Subject: Problems with PF_KEY SADB_DUMP
To: None <tech-net@netbsd.org>
From: Jonathan Stone <jonathan@DSG.Stanford.EDU>
List: tech-net
Date: 09/19/2003 15:46:17
Here's a summary of the current status on PF_KEY problems with
SADB_DUMP of modest-to-large SA database (at least as I see it):
* There is a consensus that NetBSD needs a correct, reliable, robust
interface to PF_KEY; and that a kernfs-based approach (as kernfs
is strictly optional in NetBSD) is by definition not a suitable API.
(Bill Studenmund disagrees; Bill would like to make kernfs more standard.
Bill has been heard, but for now that's a different issue).
* The PF_KEY API defines the SAD_DUMP so that the app sends one
SADB_DUMP message, to which the kernel responds with multiple SADB_DUMP
responses. Each response has one SA. Thus, SABD_DUMP cannot be reworked
to use Matt Thomas's suggestion (do the uiomove() directly) without
changing the userspace API.
* There is a genuine bug in the KAME PF_KEY, which has also been
faithfully copied in fast-ipsec (NetBSD and FreeBSD): if a process
requesting an SADB_DUMP and the kernel fills the requesting so_rcv queue,
KAME fails to place an error indication in the last-delivered packet.
(that's why racoon hangs in sbwait(): it is waiting to read another SADB_DUMP message).
KAME setkey has a kludge to avoid the bug: it does a setsockopt()
with SO_RCVTIMEO, and in the loop to read subsequent SADB_DUMP respsones,
setkey interpretes a subsequent EAGAIN as a sign to abort the loop.
IMNSO, that's not up to the standards to which NetBSD code aspires.
A more correct fix is to have the sendup code check whether additional
SADB_DUMP messages are required; if more are required, and there
isn't space for at least one more (in addition to the current
message) then set sadb_msg_errno to (e.g.) ENOBUFS, to indicate
the SADB_DUMP responses are truncated at that message.
* A major reason we run into this is the very small size of the
SADB_DUMP responses.

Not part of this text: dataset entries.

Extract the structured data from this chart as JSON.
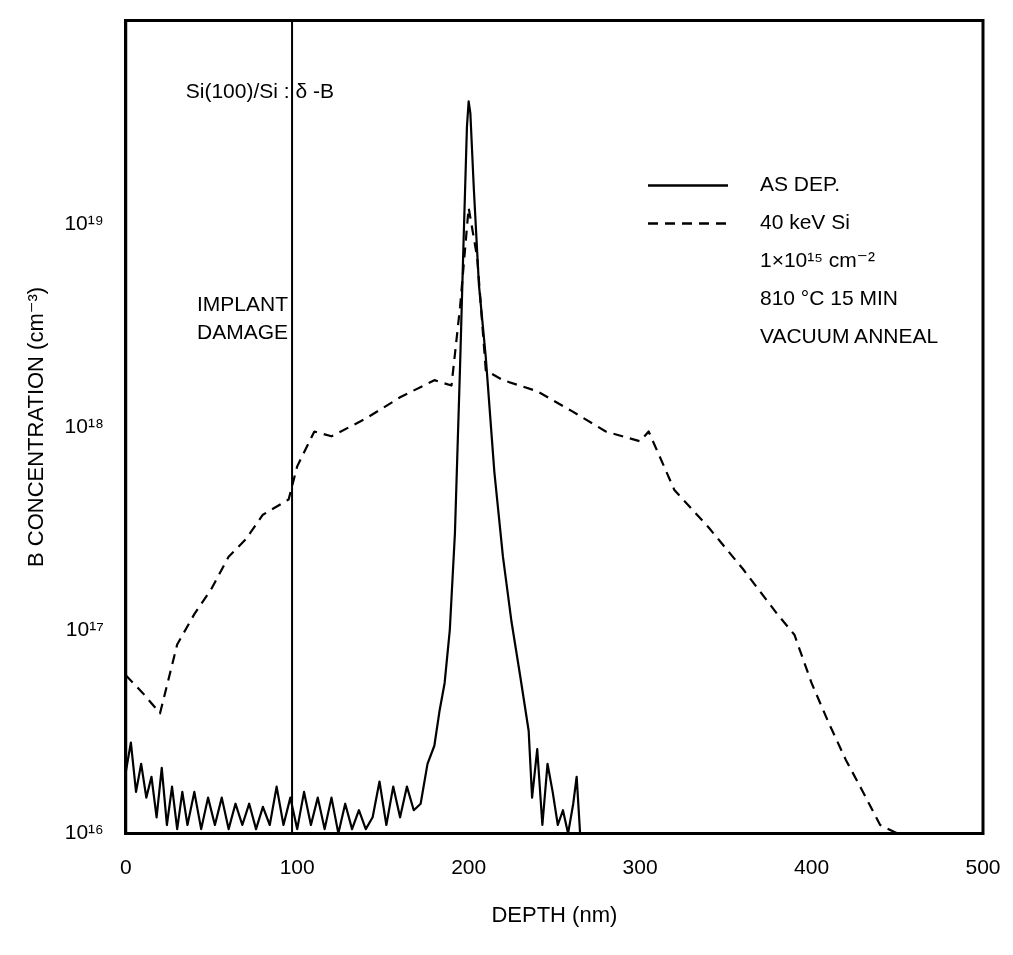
{
  "chart_data": {
    "type": "line",
    "xlabel": "DEPTH (nm)",
    "ylabel": "B CONCENTRATION (cm⁻³)",
    "xlim": [
      0,
      500
    ],
    "xticks": [
      0,
      100,
      200,
      300,
      400,
      500
    ],
    "ylim": [
      1e+16,
      1e+20
    ],
    "yticks": [
      {
        "value": 1e+16,
        "label": "10¹⁶"
      },
      {
        "value": 1e+17,
        "label": "10¹⁷"
      },
      {
        "value": 1e+18,
        "label": "10¹⁸"
      },
      {
        "value": 1e+19,
        "label": "10¹⁹"
      }
    ],
    "log": "y",
    "grid": false,
    "legend": "top right",
    "marker": "none",
    "annotations": [
      "Si(100)/Si : δ -B",
      "1×10¹⁵ cm⁻²",
      "810 °C 15 MIN",
      "VACUUM ANNEAL"
    ],
    "ref_lines": [
      {
        "axis": "x",
        "value": 97,
        "label": "IMPLANT DAMAGE",
        "color": "#000000"
      }
    ],
    "series": [
      {
        "name": "AS DEP.",
        "color": "#000000",
        "line_style": "solid",
        "x": [
          0,
          3,
          6,
          9,
          12,
          15,
          18,
          21,
          24,
          27,
          30,
          33,
          36,
          40,
          44,
          48,
          52,
          56,
          60,
          64,
          68,
          72,
          76,
          80,
          84,
          88,
          92,
          96,
          100,
          104,
          108,
          112,
          116,
          120,
          124,
          128,
          132,
          136,
          140,
          144,
          148,
          152,
          156,
          160,
          164,
          168,
          172,
          176,
          180,
          183,
          186,
          189,
          192,
          195,
          197,
          199,
          200,
          201,
          203,
          206,
          210,
          215,
          220,
          225,
          230,
          235,
          237,
          240,
          243,
          246,
          249,
          252,
          255,
          258,
          261,
          263,
          265
        ],
        "values": [
          2e+16,
          2.8e+16,
          1.6e+16,
          2.2e+16,
          1.5e+16,
          1.9e+16,
          1.2e+16,
          2.1e+16,
          1.1e+16,
          1.7e+16,
          1.05e+16,
          1.6e+16,
          1.1e+16,
          1.6e+16,
          1.05e+16,
          1.5e+16,
          1.1e+16,
          1.5e+16,
          1.05e+16,
          1.4e+16,
          1.1e+16,
          1.4e+16,
          1.05e+16,
          1.35e+16,
          1.1e+16,
          1.7e+16,
          1.1e+16,
          1.5e+16,
          1.05e+16,
          1.6e+16,
          1.1e+16,
          1.5e+16,
          1.05e+16,
          1.5e+16,
          1e+16,
          1.4e+16,
          1.05e+16,
          1.3e+16,
          1.05e+16,
          1.2e+16,
          1.8e+16,
          1.1e+16,
          1.7e+16,
          1.2e+16,
          1.7e+16,
          1.3e+16,
          1.4e+16,
          2.2e+16,
          2.7e+16,
          4e+16,
          5.5e+16,
          1e+17,
          3e+17,
          2e+18,
          8e+18,
          3e+19,
          4e+19,
          3.5e+19,
          1.5e+19,
          5e+18,
          2.2e+18,
          6e+17,
          2.3e+17,
          1.1e+17,
          6e+16,
          3.2e+16,
          1.5e+16,
          2.6e+16,
          1.1e+16,
          2.2e+16,
          1.6e+16,
          1.1e+16,
          1.3e+16,
          1e+16,
          1.4e+16,
          1.9e+16,
          1e+16
        ]
      },
      {
        "name": "40 keV Si",
        "color": "#000000",
        "line_style": "dashed",
        "x": [
          0,
          10,
          20,
          30,
          40,
          50,
          60,
          70,
          80,
          95,
          100,
          110,
          120,
          140,
          160,
          180,
          190,
          195,
          200,
          205,
          210,
          220,
          240,
          260,
          280,
          300,
          305,
          320,
          340,
          360,
          380,
          390,
          400,
          410,
          420,
          430,
          440,
          450
        ],
        "values": [
          6e+16,
          4.9e+16,
          3.9e+16,
          8.5e+16,
          1.2e+17,
          1.6e+17,
          2.3e+17,
          2.8e+17,
          3.7e+17,
          4.4e+17,
          6.4e+17,
          9.5e+17,
          9e+17,
          1.1e+18,
          1.4e+18,
          1.7e+18,
          1.6e+18,
          3.9e+18,
          1.2e+19,
          6.8e+18,
          1.9e+18,
          1.7e+18,
          1.5e+18,
          1.2e+18,
          9.5e+17,
          8.5e+17,
          9.5e+17,
          4.9e+17,
          3.2e+17,
          2e+17,
          1.2e+17,
          9.5e+16,
          5.5e+16,
          3.5e+16,
          2.3e+16,
          1.6e+16,
          1.1e+16,
          1e+16
        ]
      }
    ]
  }
}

They leave about 70% of each mbuf empty. The
nett result is that the requesting PF_KEY socket is hitting its
sb_mbmax limit while sb_cc is still only at 70k or thereabouts (with
the sb_hiwat limit at 256k).
Thus, increasing the recieve queue via setsockopt (. ,SO_RCVBUF, ..)
*on its own* doesn't help one iota (exactly as I reported to Itojun):
SO_RCVBUF does an sbreserve(), and sb_reserve() clips the socket queue's
sb_mbmax at sb_max (NetBSD sysctl kern.sbmax).
To increase the number of SAs that can be returned, you have to bump
sb_max: and bump it to values way beyond what I consider reasonable
for general-purpose use. (Setting sb_max to 1024*1024 is still on the
low side for the applications I want.)
* I have verified that bumping both sb_max *and* the per-socket receive
queue does indeed increase the number of SAs the kernel can return,
on both a week-old NetBSD fast-ipsec and on FreeBSD 4.x fast-ipsec.
To paraphrase another developer's private email: we may have to do
some papering-over here, but I'm not yet sure whether we paper over
the implementation, or get a ladder big enough to start papering over the spec.
Packing the SAs more densely into the socket queue would have the most
immediate pay-back (if we can do that without breaking the api?). I'm
wondering if the long-term fix is to add an ioctl()-style API, where
we can return an atomic snapshot of the SADB, up to whatever size the
userland process has address-space for.
That's where it's at. Where do we go from here?